Sorry Rene,
The joke didn’t translate well. By saying “all I intended” it’s like you were saying that you didn’t have answers you just wanted to get people talking. I know that is far from the truth, hence the joke. I was hoping the LOL on the end would key it as a joke. I am sorry.
no hard feelings.
I am a little on the edge right now.
I was already amazed that something like that came from you
the LOL could work both ways in that sentence
sometimes its hard to tell what people mean when they write it
I have nothing but respect and thanks for you. You have been a great help to me and everyone else on the board.
@keith-michael
There are 2 ways of backup in my post, first one(the one I am ussing) is this one:
It is an app included in the latest version of the Raspbian. You can find it in the “Start” menu.
This one will replicate your sd to a second sd inserted in the usb via an adapter. Like this you will have a sd ready to boot in case the main one will crash.
I don’t know if it works on different size cards, I have never tested.
LE: I tried to make a backup to a USB stick different size, and it was successful.
Usually I make an upgrade of Hass and after a few days(if all is fine) I run this, but this one runs from the X server and requires human interaction.
The second method is via CLI, using DD command.
https://linux.die.net/man/1/dd
This has the advantage that you can use via scripting.

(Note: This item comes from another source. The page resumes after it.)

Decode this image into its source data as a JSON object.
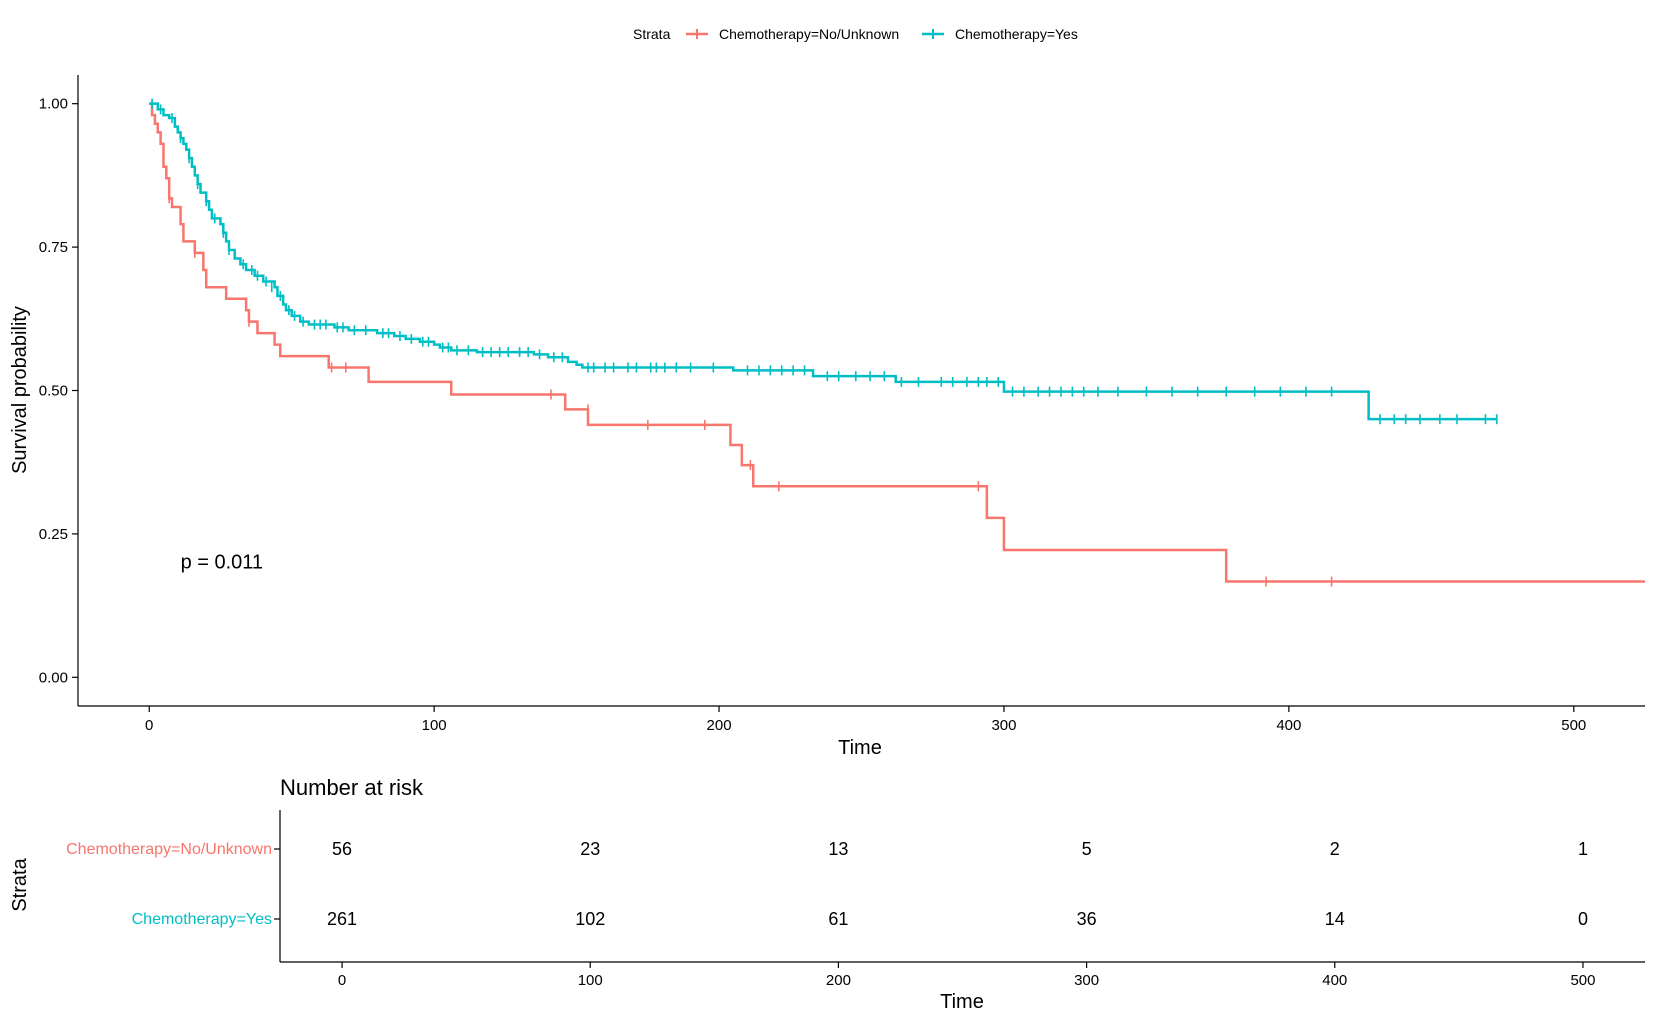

For more explications check this:
Thank you for that. Are you aware of any problems if I were to power off Pi, remove card, mount in Windows and create image that way as described on thepiehunt.com? I was concerned Windows may write to the SD card and cause problems. If there is no cause for concern this is probably how I would prefer to backup Pi.

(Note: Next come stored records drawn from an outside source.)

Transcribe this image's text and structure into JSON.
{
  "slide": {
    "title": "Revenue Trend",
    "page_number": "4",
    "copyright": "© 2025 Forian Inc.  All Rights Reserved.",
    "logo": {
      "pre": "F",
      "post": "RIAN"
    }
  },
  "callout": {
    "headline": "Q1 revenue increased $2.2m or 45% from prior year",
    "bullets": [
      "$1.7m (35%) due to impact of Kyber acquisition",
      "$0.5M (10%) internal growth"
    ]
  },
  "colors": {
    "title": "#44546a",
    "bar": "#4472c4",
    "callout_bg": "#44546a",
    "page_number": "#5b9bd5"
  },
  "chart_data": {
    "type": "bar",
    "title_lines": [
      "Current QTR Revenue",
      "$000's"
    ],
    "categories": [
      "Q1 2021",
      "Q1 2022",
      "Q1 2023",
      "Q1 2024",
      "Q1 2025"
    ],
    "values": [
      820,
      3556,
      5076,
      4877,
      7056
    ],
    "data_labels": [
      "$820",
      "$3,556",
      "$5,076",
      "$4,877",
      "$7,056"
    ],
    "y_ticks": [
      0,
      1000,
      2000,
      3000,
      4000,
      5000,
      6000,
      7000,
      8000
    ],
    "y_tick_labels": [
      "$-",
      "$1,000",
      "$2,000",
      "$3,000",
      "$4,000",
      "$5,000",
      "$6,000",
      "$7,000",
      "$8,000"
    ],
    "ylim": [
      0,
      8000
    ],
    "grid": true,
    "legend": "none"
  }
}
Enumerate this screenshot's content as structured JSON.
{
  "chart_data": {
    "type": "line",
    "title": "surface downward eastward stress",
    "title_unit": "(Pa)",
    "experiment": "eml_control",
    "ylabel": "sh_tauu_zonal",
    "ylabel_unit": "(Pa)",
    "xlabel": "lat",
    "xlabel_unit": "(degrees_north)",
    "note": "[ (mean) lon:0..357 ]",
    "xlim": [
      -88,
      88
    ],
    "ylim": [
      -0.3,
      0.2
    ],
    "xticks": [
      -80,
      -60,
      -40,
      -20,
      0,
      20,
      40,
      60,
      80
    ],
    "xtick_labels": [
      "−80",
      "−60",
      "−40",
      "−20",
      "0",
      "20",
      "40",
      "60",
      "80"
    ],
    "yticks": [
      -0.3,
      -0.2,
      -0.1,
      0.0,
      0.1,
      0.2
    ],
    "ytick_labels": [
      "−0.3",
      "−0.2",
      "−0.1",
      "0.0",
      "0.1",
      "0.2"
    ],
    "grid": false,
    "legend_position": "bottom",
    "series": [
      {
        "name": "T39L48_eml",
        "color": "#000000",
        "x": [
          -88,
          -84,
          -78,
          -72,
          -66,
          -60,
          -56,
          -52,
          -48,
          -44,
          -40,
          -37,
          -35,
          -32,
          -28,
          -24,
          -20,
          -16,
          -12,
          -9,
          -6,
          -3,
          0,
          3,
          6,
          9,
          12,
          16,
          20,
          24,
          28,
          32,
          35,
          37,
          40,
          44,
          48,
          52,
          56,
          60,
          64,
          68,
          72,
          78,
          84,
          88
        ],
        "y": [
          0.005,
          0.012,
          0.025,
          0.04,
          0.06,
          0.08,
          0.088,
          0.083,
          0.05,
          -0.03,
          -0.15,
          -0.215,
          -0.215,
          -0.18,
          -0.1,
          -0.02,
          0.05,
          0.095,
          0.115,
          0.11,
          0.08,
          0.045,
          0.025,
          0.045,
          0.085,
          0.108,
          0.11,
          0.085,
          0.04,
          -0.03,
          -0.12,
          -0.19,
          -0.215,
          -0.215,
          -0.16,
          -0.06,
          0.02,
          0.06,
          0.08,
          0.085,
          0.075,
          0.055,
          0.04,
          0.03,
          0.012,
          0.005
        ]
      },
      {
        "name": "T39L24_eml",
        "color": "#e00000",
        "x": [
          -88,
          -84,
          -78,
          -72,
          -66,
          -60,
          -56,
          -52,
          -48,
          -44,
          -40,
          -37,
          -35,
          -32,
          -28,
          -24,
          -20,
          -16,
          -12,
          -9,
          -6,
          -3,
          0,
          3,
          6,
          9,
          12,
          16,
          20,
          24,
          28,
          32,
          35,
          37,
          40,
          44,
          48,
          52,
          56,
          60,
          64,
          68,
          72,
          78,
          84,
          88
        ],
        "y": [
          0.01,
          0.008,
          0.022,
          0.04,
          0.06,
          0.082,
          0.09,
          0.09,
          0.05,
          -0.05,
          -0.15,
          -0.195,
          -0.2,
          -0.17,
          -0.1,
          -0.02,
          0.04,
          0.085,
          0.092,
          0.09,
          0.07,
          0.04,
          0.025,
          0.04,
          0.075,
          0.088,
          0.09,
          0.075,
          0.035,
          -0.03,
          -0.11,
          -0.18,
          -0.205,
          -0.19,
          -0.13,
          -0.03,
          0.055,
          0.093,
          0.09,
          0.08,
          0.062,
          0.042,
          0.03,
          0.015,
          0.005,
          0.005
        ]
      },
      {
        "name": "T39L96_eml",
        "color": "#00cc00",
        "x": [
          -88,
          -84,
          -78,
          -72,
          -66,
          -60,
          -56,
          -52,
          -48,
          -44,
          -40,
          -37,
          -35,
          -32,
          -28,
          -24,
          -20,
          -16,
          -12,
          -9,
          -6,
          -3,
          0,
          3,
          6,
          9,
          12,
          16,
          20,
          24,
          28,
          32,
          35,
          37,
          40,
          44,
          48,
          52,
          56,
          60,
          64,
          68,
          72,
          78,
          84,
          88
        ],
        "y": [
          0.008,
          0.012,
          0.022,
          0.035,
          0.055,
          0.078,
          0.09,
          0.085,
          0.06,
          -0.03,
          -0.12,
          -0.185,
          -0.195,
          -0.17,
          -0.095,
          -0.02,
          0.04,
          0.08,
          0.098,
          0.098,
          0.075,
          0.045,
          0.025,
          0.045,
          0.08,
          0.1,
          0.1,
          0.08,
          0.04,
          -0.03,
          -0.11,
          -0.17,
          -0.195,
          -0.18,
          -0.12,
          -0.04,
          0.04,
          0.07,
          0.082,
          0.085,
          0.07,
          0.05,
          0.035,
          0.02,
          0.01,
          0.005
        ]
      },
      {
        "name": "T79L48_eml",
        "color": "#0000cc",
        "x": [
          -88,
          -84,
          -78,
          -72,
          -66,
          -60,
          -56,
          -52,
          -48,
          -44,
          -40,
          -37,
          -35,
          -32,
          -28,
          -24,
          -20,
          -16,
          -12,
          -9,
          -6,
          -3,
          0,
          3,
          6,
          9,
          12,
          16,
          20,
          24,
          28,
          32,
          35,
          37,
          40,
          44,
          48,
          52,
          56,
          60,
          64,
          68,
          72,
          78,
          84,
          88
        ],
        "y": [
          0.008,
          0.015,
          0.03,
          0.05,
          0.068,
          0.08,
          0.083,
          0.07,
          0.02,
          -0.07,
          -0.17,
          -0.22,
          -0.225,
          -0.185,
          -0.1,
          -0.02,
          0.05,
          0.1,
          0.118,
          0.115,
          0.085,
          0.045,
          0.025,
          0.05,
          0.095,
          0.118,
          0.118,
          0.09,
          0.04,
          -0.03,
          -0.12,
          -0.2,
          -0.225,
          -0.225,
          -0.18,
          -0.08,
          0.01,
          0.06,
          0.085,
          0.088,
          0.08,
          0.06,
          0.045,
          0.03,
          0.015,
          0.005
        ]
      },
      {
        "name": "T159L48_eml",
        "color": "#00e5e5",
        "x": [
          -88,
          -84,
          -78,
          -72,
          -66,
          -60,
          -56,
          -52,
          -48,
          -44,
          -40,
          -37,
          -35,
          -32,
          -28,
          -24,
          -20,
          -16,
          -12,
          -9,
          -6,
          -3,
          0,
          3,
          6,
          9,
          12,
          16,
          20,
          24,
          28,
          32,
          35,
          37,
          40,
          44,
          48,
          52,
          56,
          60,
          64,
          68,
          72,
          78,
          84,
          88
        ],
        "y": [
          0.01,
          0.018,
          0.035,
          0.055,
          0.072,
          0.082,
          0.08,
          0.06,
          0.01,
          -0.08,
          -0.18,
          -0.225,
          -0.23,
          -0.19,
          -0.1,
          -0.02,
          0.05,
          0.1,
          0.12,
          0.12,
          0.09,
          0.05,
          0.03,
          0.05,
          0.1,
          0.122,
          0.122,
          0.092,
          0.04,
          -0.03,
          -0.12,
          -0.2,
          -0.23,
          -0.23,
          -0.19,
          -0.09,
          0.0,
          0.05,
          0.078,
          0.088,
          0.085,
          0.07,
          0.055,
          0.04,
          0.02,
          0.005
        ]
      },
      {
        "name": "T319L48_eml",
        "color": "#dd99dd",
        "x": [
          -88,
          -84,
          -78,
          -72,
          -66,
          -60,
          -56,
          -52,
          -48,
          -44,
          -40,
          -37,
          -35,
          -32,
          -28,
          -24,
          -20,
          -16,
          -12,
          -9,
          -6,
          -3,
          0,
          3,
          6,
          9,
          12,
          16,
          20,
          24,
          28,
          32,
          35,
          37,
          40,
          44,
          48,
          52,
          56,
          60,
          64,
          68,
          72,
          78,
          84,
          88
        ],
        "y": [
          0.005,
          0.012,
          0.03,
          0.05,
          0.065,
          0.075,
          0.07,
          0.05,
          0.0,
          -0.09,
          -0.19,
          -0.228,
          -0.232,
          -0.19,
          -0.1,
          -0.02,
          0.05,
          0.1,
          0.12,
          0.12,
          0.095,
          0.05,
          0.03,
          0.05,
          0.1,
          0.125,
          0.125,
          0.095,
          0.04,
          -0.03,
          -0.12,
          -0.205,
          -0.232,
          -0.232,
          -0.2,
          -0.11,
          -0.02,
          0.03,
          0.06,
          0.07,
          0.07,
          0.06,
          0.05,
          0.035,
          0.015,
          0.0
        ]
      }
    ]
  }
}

There is no problem. That’s what I used untill Raspian included the mentioned tool. I just did not like the down time :).
But be sure to shut down the pi before unplug it. If you just unplug it you can corup the card, and the backup will be corupted also.
Has anybody ever looked at REAR to backup the whole system live?
I stumbled upon this and it does not seem hard to set up, but I have not had a chance to implement this and I was wondering if it actually would be of good use…
REAR website: http://relax-and-recover.org/
Just cheking form some inputs on this tool actually…
Thanks
How about this: http://cagewebdev.com/raspberry-pi-creating-a-backup-image-while-the-raspberry-pi-is-running/
Did you test it?
After my install I did a simple dd copy of the SD card to my laptop. I added samba to my Home Assistant
sudo apt-get samba samba-common
sudo pdbedit -a pi
then added the pi home folder to smb.conf
Every time I alter configuration.yaml I (from the .homeassistant directory) do this
cp configuration.yaml /home/pi
then I just grab it in the finder and back it up somewhere else.
Is it possible to change sd card to a bigger and better one?
I have HASS running on rpi3 hassbian.
Can i do this?
- Turn off hass and pie
- take my sdcard to my windows computer, use win32diskimager.
- read the image
- write the image to my new card
*reboot pie
or will this cause any problems?
i want to change from 8gig to something bigger and faster.
One more question, is it possible to boot hass from a usbthumbdrive instead? Shouldn’t that be better to use than a sdcard?
i dont know if its better from an usbthumbdrive, but it should be possible.
your way to get a bigger card must work. ive done it on a simular way.
Yes, you can write the image to a bigger sdcard without problem. The system will still see it as an 8GB “disk” until you change the partition size and resize the filesystem though, but it’s quite easy and you can find lots of guides on how to do it online.
Good to hear, then i will buy a new one…
But one more question.
What files is crucial for hass?
Can i just backup my *.yaml files, do a fresh install on sdcard and copy over *.yaml files and expect everything to work as it did before? or is the flash img option better?
a new install with overwriting the yaml files would work also.
If nothing is wrong with your install, then I would just make an image and write the image to a new sdcard.
Short version on resizing the filesystem. Not a step-by-step guide, just describing the steps needed:
- Write disk image to the new card and boot from it
- Run
sudo fdisk -l /dev/mmcblk0
(if that’s your sdcard device) and take note of the starting sector number of partition 2 - Delete partition 2 and then re-create it with the new size. Use the old starting sector number and set the end sector to something bigger than the old one. You can set the end sector as a number, or set a partition size like
+10G
. This changes the partition size, but not the file system itself. - Save changes and reboot. After reboot you can run resize2fs to increase the filesystem size.
Find a guide and give it a go - if you mess something up you can just write the disk image to the new card and try again
@Bit-River. I currently use π3 and I’ve had many SD card corruptions over the last 18 months. As I have a C1 and C2, can you advise the best way to run hass.io on those?
Corrupt SD cards are nearly always down to an undersized power supply (the rest of the time it’s power failure). Make sure your power supply can supply at least 2.4A, and that it’s not a mobile phone charger.
For running Hass.io, see the install guide. You’ll need to find a compatible image and test that.
Thanks. I’ll check when I get back from holiday but pretty sure my ‘live’ system uses a dedicated 3A Pi power supply.